Тем не менее, хотя мы и можем объяснить появление существа нервным расстройством Боба (как это делают Джулия и бортинженер), будучи зрителями, мы так же его видим. Мы являемся теми «другими», которые выступают свидетелями этого фантастического события, хотя мы, разумеется, не являемся участниками происходящего. Эта игра между «жутким» («uncanny») (галлюцинация Боба) и «чудесным» («marvelous») (реальное присутствие существа) продолжается на протяжении всего фильма. Обстановка накаляется, когда Боб видит, что существо хочет оторвать крыло самолета. В кульминационной сцене Боб берет дело в свои руки, предпринимая попытку убить существо, открыв люк аварийного выхода и вынуждая [экипаж самолета] совершить аварийную посадку. Вконец измотанного, находящегося в исступлении Боба выносят из самолета, привязав к носилкам, и везут в больницу (любопытно, что режиссер использует здесь план точки зрения, так что мы смотрим снизу вверх и видим склонившегося над нами полицейского). Когда камера отъезжает от самолета, последние кадры являют нам нечто странное, что вынуждает признать все увиденное Бобом правдой. Это явно объективное доказательство существования «чего-то» там, по ту сторону, возвращает нас к фантастическому, находящемуся между жутким и чудесным.

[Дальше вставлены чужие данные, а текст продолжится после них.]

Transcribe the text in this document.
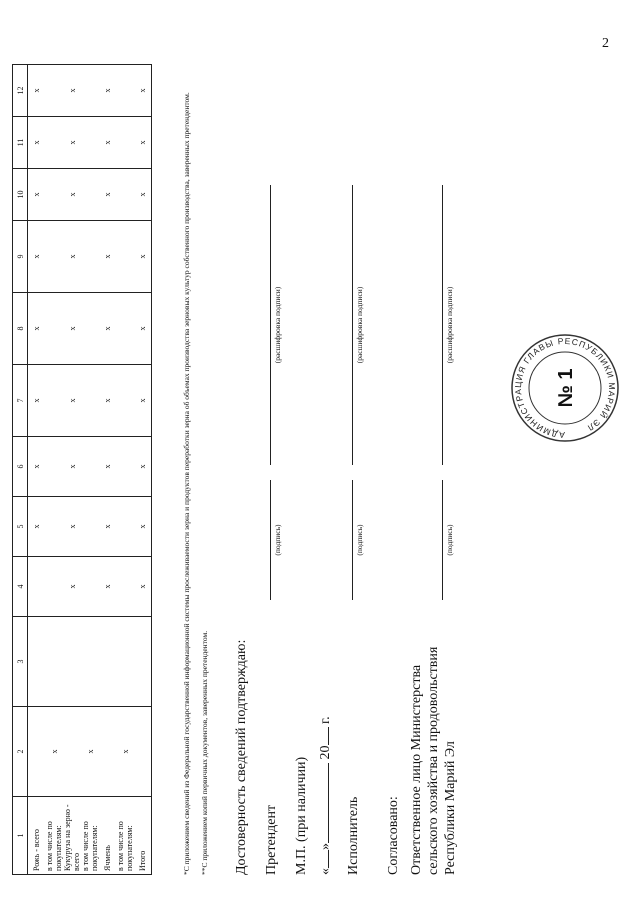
2
1	2	3	4	5	6	7	8	9	10	11	12
Рожь - всего				x	x	x	x	x	x	x	x
в том числе по покупателям:	x										
Кукуруза на зерно - всего			x	x	x	x	x	x	x	x	x
в том числе по покупателям:	x										
Ячмень			x	x	x	x	x	x	x	x	x
в том числе по покупателям:	x										
Итого			x	x	x	x	x	x	x	x	x
*С приложением сведений из Федеральной государственной информационной системы прослеживаемости зерна и продуктов переработки зерна об объемах производства зерновых культур собственного производства, заверенных претендентом. **С приложением копий первичных документов, заверенных претендентом. Достоверность сведений подтверждаю: Претендент
(подпись)
(расшифровка подписи)
М.П. (при наличии) «» 20 г.
Исполнитель
(подпись)
(расшифровка подписи)
Согласовано: Ответственное лицо Министерства сельского хозяйства и продовольствия Республики Марий Эл
(подпись)
(расшифровка подписи)
АДМИНИСТРАЦИЯ ГЛАВЫ РЕСПУБЛИКИ МАРИЙ ЭЛ
№ 1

Современные произведения в жанре ужасов взяли на вооружение технику создания фантастического, которую мы видим у Матесона. Примером этому служит фильм «История двух сестер» (или «Роза, Лотос», 2003), южнокорейского режиссера Ким Джи Уна. Фильм основан на популярной корейской сказке, рассказывающей историю двух сестер по имени Роза и Лотос, про смерть матери и козни злой мачехи, загадочное убийство сестер и возвращение их в виде призраков, преследующих семью и город, в котором они жили. Фильм Кима начинается с того, что сестры подростки Су-Ми и Су-Йон вместе с отцом и мачехой проводят каникулы вдали от дома на озере. Постепенно проясняется положение дел, царящее в семье: угрюмый тюфяк-отец, помыкающая им мачеха и сестры — бунтарка (Су-Ми) и робкая (Су-Йон). Подобно «Кошмару на высоте 20 000 футов», фильм начинается со сцены в санатории, где Су-Ми в белом халате с распущенными волосами сидит, откинувшись на стуле, и отвечает на вопросы врача. Мы снова склоняемся к тому, чтобы объяснить все, что мы видим, умственным расстройством. Шаг за шагом, следуя за фильмом, действие которого в основном разворачивается в стенах дома, мы становимся свидетелями семейной драмы с участием сестер и их мачехи. Су-Ми видит тревожные сны, в которых фигурирует ее родная мать; это стирает границу между сновидением и реальностью.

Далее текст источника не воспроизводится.